Many patients with chronic angina experience anginal episodes despite
revascularization and antianginal medications. In a previous trial, antianginal
monotherapy with ranolazine, a drug believed to partially inhibit fatty acid
oxidation, increased treadmill exercise performance; however, its long-term
efficacy and safety have not been studied in combination with β-blockers
or calcium antagonists in a large patient population with severe chronic angina.

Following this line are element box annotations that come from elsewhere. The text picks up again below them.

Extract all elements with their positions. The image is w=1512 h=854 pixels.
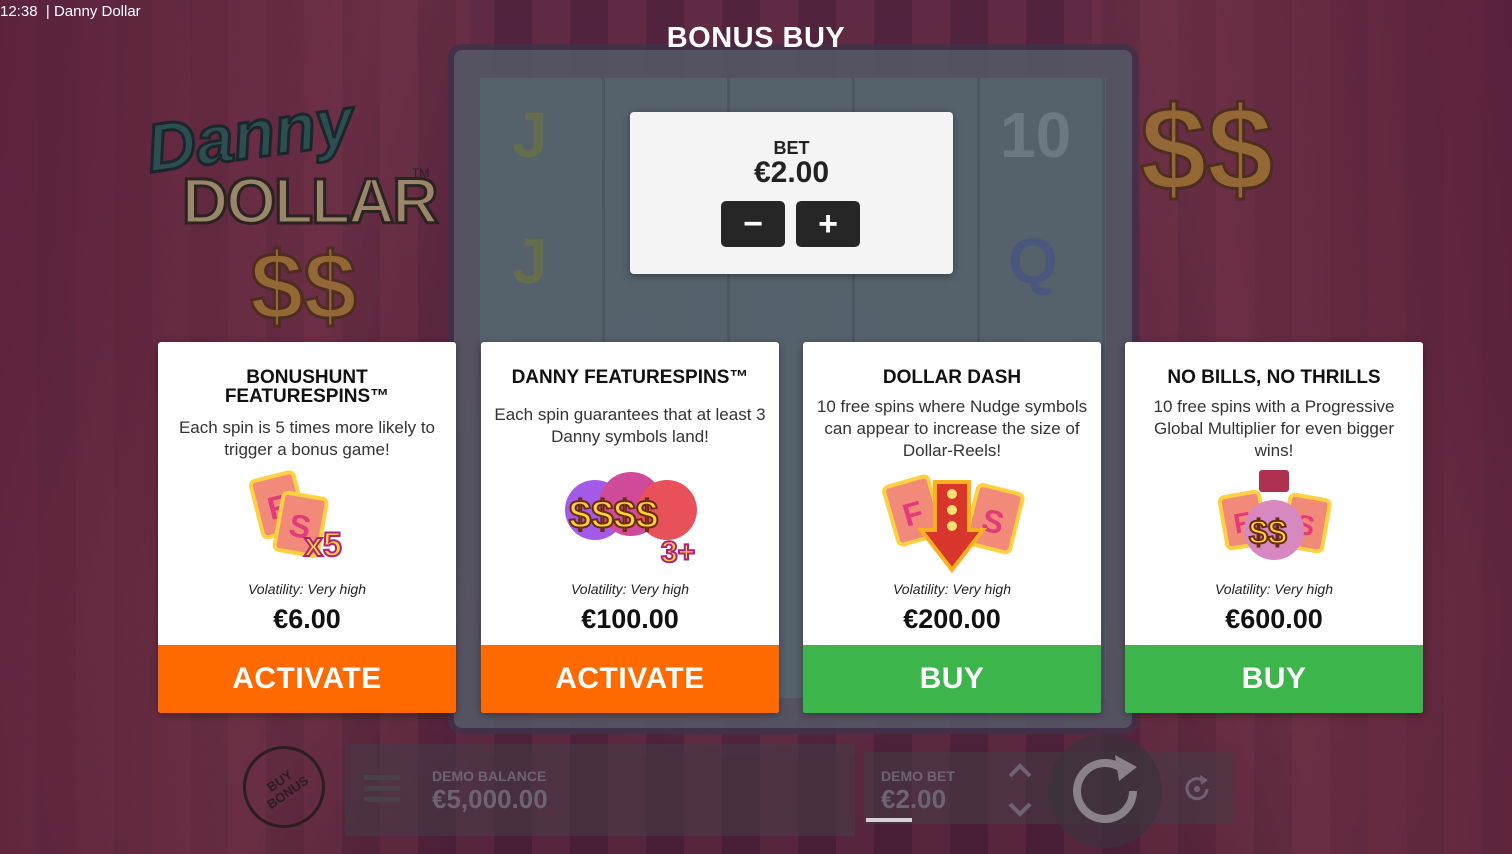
- bet-value: €2.00: [753, 156, 830, 189]
- bet-value: €2.00: [881, 784, 947, 814]
- svg-text:$$$$: $$$$: [569, 493, 658, 537]
- bet-label: DEMO BET: [881, 768, 955, 784]
- card-price: €100.00: [581, 604, 679, 634]
- spin-arrow-icon: [1073, 755, 1137, 823]
- hamburger-icon[interactable]: [364, 775, 400, 803]
- balance-value: €5,000.00: [432, 784, 548, 814]
- buy-button[interactable]: BUY: [803, 645, 1101, 713]
- card-illustration: F S $$: [1125, 470, 1423, 580]
- bonus-card-dollar-dash: DOLLAR DASH 10 free spins where Nudge sy…: [803, 342, 1101, 713]
- card-illustration: $$$$ 3+: [481, 470, 779, 580]
- card-price: €6.00: [273, 604, 341, 634]
- card-description: Each spin is 5 times more likely to trig…: [178, 418, 436, 459]
- modal-title: BONUS BUY: [666, 22, 846, 54]
- card-volatility: Volatility: Very high: [892, 581, 1011, 597]
- balance-bar: [345, 744, 855, 836]
- autoplay-icon[interactable]: [1180, 772, 1214, 806]
- status-separator: |: [45, 3, 50, 20]
- card-description: 10 free spins where Nudge symbols can ap…: [816, 397, 1088, 460]
- bonus-card-bonushunt: BONUSHUNT FEATURESPINS™ Each spin is 5 t…: [158, 342, 456, 713]
- buy-bonus-label: BUY BONUS: [264, 766, 312, 812]
- card-description: 10 free spins with a Progressive Global …: [1153, 397, 1395, 460]
- minus-icon: −: [743, 204, 763, 243]
- card-title: NO BILLS, NO THRILLS: [1167, 367, 1381, 388]
- buy-button[interactable]: BUY: [1125, 645, 1423, 713]
- game-name: Danny Dollar: [53, 3, 141, 20]
- clock: 12:38: [0, 3, 38, 20]
- bet-indicator: [866, 818, 912, 822]
- bonus-card-no-bills-no-thrills: NO BILLS, NO THRILLS 10 free spins with …: [1125, 342, 1423, 713]
- card-illustration: F S: [803, 470, 1101, 580]
- card-volatility: Volatility: Very high: [1214, 581, 1333, 597]
- activate-button[interactable]: ACTIVATE: [158, 645, 456, 713]
- card-title: DANNY FEATURESPINS™: [511, 367, 749, 388]
- multiplier-badge: x5: [304, 526, 342, 564]
- card-price: €200.00: [903, 604, 1001, 634]
- card-volatility: Volatility: Very high: [570, 581, 689, 597]
- activate-button[interactable]: ACTIVATE: [481, 645, 779, 713]
- bet-panel: BET €2.00 − +: [630, 112, 953, 274]
- svg-text:$$: $$: [1249, 514, 1287, 552]
- count-badge: 3+: [661, 536, 695, 569]
- balance-label: DEMO BALANCE: [432, 768, 547, 784]
- plus-icon: +: [818, 204, 838, 243]
- card-title: BONUSHUNT FEATURESPINS™: [224, 367, 390, 407]
- card-price: €600.00: [1225, 604, 1323, 634]
- card-volatility: Volatility: Very high: [247, 581, 366, 597]
- spin-button[interactable]: [1048, 734, 1162, 848]
- status-line: 12:38 | Danny Dollar: [0, 3, 141, 20]
- card-title: DOLLAR DASH: [882, 367, 1022, 388]
- bet-increase-button[interactable]: +: [796, 201, 860, 247]
- card-description: Each spin guarantees that at least 3 Dan…: [494, 405, 766, 446]
- card-illustration: F S x5: [158, 470, 456, 580]
- bet-decrease-button[interactable]: −: [721, 201, 785, 247]
- bonus-card-danny-featurespins: DANNY FEATURESPINS™ Each spin guarantees…: [481, 342, 779, 713]
- chevron-up-down-icon[interactable]: [1006, 760, 1034, 820]
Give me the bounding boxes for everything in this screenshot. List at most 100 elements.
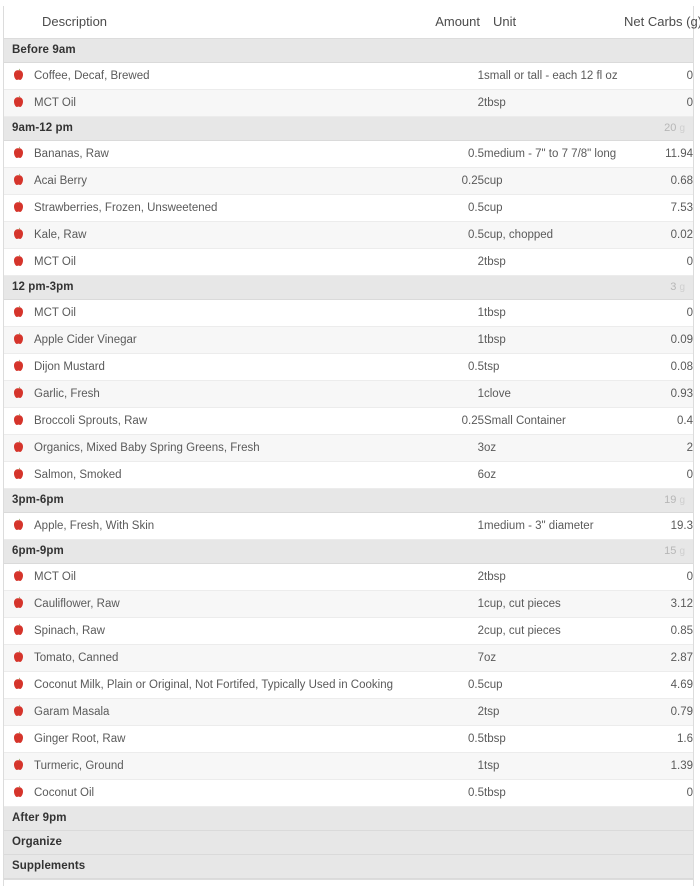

To determine whether, at trough levels, ranolazine improves the total
exercise time of patients who have symptoms of chronic angina and who experience
angina and ischemia at low workloads despite taking standard doses of atenolol,
amlodipine, or diltiazem and to determine times to angina onset and to electrocardiographic
evidence of myocardial ischemia, effect on angina attacks and nitroglycerin
use, and effect on long-term survival in an open-label observational study
Design, Setting, and Patients
A randomized, 3-group parallel, double-blind, placebo-controlled trial
of 823 eligible adults with symptomatic chronic angina who were randomly assigned
to receive placebo or 1 of 2 doses of ranolazine. Patients treated at the
118 participating ambulatory outpatient settings in several countries were
enrolled in the Combination Assessment of Ranolazine In Stable Angina (CARISA)
trial from July 1999 to August 2001 and followed up through October 31, 2002.
Patients received twice-daily placebo or 750 mg or 1000 mg of ranolazine.
Treadmill exercise 12 hours (trough) and 4 hours (peak) after dosing was assessed
after 2, 6 (trough only), and 12 weeks of treatment.
Main Outcome Measures
Change in exercise duration, time to onset of angina, time to onset
of ischemia, nitroglycerin use, and number of angina attacks.
Trough exercise duration increased by 115.6 seconds from baseline in
both ranolazine groups (pooled) vs 91.7 seconds in the placebo group (P = .01). The times to angina and to electrocardiographic
ischemia also increased in the ranolazine groups, at peak more than at trough.
The increases did not depend on changes in blood pressure, heart rate, or
background antianginal therapy and persisted throughout 12 weeks. Ranolazine
reduced angina attacks and nitroglycerin use by about 1 per week vs placebo
(P<.02). Survival of 750 patients taking ranolazine
during the CARISA trial or its associated long-term open-label study was 98.4%
in the first year and 95.9% in the second year.
Twice-daily doses of ranolazine increased exercise capacity and provided
additional antianginal relief to symptomatic patients with severe chronic
angina taking standard doses of atenolol, amlodipine, or diltiazem, without
evident adverse, long-term survival consequences over 1 to 2 years of therapy.